A “sports” movie unlike any other

on Sep 20 in Blogroll by

Traditional sports movies are predictable: a team faces some sort of challenge and wins in the end. (If my San Francisco 49ers worked like this in real life, I’d be a more pleasant person during the months of September to January.)

I recently saw a “sports” movie that was unlike any I had ever seen. I use the quotation marks because it really isn’t a sports movie in the traditional sense, but it was a film with a storyline that would resonate with all sports fans out there.

The movie is called Big Fan and it stars Patton Oswald. He plays the self-described world’s biggest New York Giants fan and he doesn’t lead an exactly glamourous life. He lives with his mom and works at  a parking garage. I think you get the picture.

Sundays are what he lives for and football is everything to him. He goes to every home game with his best friend, but they watch the game from the parking lot using a television. My impression is that he’s never actually been inside and watched a game live.

Imagine his delight when his favourite player happens to be filling up gas at the same gas station as he and his friend one night. The two follow the player and his entourage and eventually end up at a strip club where they watch him from afar. Eventually, they introduce themselves to the player and his entourage. The player ends up beating Oswald and he is hospitalized for his injuries.

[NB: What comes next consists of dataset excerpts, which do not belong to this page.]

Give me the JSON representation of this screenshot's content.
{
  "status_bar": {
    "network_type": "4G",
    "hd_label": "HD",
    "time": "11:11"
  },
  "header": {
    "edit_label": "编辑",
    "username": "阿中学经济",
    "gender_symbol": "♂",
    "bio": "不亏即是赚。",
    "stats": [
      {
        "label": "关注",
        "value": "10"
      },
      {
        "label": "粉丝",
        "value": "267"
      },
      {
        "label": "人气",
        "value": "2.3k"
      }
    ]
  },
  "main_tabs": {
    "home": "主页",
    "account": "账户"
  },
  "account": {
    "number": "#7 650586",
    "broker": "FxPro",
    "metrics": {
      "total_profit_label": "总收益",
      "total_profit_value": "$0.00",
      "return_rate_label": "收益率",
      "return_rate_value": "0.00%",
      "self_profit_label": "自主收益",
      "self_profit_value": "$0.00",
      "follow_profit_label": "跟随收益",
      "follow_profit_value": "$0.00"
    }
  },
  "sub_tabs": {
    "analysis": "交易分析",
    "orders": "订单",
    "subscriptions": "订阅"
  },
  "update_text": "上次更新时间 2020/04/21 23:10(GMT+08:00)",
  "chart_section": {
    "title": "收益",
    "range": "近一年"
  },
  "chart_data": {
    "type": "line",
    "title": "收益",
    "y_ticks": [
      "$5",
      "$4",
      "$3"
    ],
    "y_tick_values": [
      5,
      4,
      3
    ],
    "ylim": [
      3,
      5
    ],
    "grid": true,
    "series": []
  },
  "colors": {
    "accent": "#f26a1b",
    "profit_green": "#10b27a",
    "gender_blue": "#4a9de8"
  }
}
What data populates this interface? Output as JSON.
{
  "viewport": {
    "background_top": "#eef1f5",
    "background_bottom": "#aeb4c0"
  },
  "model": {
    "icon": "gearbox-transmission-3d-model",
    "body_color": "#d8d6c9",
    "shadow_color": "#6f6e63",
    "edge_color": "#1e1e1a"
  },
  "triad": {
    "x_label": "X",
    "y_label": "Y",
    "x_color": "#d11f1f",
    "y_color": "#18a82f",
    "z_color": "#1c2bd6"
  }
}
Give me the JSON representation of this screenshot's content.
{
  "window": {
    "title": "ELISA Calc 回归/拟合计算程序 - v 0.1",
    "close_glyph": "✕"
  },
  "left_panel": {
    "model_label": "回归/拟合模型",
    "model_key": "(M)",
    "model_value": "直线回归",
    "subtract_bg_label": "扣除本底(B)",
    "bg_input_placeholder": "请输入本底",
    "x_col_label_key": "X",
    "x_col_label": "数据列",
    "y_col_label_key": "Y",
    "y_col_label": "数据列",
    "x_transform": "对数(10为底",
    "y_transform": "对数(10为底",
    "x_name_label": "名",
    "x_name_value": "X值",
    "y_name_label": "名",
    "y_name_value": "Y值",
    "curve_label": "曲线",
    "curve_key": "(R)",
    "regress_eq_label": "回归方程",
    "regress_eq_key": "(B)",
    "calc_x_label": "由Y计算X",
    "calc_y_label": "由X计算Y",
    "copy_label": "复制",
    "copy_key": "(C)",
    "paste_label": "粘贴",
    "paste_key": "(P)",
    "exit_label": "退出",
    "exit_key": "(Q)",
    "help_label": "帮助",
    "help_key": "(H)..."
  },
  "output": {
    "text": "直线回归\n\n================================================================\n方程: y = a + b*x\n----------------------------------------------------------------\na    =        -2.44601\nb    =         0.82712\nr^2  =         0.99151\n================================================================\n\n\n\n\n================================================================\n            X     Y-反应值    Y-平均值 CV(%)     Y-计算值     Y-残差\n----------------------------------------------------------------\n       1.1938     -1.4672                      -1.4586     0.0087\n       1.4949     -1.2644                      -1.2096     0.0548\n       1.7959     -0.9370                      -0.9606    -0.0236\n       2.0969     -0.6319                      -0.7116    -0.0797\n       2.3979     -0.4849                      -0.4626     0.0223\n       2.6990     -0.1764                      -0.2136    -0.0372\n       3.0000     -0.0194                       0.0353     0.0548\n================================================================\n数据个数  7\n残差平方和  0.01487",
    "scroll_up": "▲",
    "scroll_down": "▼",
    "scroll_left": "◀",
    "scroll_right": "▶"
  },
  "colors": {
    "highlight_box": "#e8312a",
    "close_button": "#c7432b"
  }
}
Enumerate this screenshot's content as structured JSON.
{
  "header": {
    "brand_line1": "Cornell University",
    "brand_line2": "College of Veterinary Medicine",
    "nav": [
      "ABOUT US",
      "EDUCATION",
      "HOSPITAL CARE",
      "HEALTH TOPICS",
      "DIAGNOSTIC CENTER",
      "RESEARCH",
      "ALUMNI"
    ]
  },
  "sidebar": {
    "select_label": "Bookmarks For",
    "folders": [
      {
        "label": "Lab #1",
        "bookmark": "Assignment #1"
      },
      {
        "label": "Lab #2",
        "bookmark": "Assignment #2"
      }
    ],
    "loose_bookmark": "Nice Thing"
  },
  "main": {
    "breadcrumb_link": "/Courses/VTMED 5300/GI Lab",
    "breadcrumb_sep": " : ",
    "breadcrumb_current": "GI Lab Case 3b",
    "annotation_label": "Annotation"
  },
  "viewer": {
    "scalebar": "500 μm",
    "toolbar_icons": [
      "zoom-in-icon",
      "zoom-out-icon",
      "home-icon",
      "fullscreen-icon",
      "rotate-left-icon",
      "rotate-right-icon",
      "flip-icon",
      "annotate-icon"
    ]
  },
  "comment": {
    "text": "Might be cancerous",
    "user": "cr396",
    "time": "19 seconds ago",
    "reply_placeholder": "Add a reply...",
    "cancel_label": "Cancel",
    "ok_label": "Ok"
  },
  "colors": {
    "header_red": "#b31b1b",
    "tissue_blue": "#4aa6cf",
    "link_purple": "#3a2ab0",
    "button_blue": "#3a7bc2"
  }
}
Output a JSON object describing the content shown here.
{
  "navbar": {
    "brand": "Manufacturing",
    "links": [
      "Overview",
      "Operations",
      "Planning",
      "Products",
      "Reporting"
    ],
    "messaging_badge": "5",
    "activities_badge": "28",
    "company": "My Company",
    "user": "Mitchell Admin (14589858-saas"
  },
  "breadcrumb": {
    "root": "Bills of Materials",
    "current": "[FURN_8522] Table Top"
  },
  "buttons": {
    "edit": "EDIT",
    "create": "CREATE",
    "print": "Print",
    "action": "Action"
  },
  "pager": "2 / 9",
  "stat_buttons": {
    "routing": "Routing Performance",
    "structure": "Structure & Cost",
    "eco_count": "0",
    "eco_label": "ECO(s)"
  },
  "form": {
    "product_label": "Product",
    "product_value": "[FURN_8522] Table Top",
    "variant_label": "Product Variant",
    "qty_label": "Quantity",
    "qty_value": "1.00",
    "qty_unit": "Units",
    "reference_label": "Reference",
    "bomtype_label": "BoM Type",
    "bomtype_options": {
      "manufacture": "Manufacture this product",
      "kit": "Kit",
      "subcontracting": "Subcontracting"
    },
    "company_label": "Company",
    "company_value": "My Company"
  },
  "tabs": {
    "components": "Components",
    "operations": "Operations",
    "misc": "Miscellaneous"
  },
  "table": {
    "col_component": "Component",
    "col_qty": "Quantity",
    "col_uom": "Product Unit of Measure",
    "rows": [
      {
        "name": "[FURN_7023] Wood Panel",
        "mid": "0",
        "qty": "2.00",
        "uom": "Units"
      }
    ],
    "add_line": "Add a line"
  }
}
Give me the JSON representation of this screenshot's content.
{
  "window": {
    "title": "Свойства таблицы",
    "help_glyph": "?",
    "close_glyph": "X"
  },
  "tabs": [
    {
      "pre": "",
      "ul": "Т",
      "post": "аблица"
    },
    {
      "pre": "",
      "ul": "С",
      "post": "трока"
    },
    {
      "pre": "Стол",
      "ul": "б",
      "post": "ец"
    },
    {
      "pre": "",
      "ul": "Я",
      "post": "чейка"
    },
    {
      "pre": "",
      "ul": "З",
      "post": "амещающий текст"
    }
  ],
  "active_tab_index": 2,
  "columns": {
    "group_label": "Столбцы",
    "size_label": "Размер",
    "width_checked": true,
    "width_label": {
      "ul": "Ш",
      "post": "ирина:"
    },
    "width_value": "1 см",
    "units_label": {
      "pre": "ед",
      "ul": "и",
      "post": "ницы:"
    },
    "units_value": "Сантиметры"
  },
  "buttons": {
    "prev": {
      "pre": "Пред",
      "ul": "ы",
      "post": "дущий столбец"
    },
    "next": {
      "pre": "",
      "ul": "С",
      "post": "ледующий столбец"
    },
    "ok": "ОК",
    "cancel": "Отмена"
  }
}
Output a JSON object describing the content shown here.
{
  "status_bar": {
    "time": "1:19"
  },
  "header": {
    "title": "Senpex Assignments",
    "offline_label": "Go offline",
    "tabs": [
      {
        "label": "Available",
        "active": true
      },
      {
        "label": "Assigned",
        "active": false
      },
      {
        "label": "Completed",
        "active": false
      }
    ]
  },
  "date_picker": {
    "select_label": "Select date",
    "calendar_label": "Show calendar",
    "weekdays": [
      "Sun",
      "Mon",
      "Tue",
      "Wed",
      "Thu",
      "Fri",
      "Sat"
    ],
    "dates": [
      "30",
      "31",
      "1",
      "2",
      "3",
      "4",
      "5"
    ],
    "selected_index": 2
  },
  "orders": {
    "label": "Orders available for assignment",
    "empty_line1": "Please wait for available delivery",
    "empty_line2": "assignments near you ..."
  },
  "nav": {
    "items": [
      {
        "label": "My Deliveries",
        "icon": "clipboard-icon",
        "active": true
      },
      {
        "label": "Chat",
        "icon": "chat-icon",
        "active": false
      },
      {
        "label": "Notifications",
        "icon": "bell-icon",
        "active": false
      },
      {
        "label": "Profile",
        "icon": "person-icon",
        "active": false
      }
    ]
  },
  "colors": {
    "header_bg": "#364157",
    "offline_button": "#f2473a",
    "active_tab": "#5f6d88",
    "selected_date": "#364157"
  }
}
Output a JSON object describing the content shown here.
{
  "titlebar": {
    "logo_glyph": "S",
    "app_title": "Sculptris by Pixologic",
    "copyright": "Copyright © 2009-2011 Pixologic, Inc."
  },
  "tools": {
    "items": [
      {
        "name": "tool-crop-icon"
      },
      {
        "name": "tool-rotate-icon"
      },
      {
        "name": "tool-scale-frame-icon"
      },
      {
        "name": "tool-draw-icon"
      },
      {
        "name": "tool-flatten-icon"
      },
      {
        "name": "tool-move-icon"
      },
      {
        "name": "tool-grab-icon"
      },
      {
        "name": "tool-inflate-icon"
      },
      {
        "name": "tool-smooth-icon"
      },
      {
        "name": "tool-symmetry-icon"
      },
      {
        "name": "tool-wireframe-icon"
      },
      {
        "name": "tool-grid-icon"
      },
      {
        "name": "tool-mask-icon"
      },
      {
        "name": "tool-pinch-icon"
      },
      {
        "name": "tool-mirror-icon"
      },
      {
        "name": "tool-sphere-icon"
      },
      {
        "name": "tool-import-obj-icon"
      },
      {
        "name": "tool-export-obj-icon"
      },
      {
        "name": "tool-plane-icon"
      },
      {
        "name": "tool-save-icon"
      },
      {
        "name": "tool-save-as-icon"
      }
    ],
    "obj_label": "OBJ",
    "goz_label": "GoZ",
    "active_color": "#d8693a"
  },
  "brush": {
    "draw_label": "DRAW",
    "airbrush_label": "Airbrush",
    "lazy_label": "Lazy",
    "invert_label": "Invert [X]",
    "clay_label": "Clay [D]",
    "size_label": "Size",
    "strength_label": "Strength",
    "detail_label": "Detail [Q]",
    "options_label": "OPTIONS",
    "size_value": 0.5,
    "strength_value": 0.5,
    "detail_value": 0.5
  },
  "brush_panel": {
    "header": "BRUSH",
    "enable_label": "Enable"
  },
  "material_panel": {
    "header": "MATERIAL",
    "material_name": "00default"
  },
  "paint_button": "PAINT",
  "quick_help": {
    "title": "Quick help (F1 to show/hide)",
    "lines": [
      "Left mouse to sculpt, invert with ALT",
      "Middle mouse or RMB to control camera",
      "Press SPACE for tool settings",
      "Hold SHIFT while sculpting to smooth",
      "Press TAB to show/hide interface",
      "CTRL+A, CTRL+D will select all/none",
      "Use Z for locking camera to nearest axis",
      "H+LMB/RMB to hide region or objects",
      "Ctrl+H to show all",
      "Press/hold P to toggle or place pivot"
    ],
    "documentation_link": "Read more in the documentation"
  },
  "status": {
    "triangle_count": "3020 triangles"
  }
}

This is where the movie gets great. What is a fan to do? Will he press charges? Will he file a lawsuit? (Oswald’s brother in the film is a lawyer, so he’s pressing him to file a lawsuit.)

I won’t spoil the details in terms of what happens next, but the dilemma Oswald faces is brilliant and it’s one many sports fans could relate to. Faced with this situation, what would they do?

The movie was written and directed by Robert D. Siegel, the person who wrote The Wrestler. The movie is shot in a similar fashion as it always seem cloud outside and the settings always seem kind of dark. In general, it’s a rather dark movie, but a fascinating look at what it really means to be a super fan.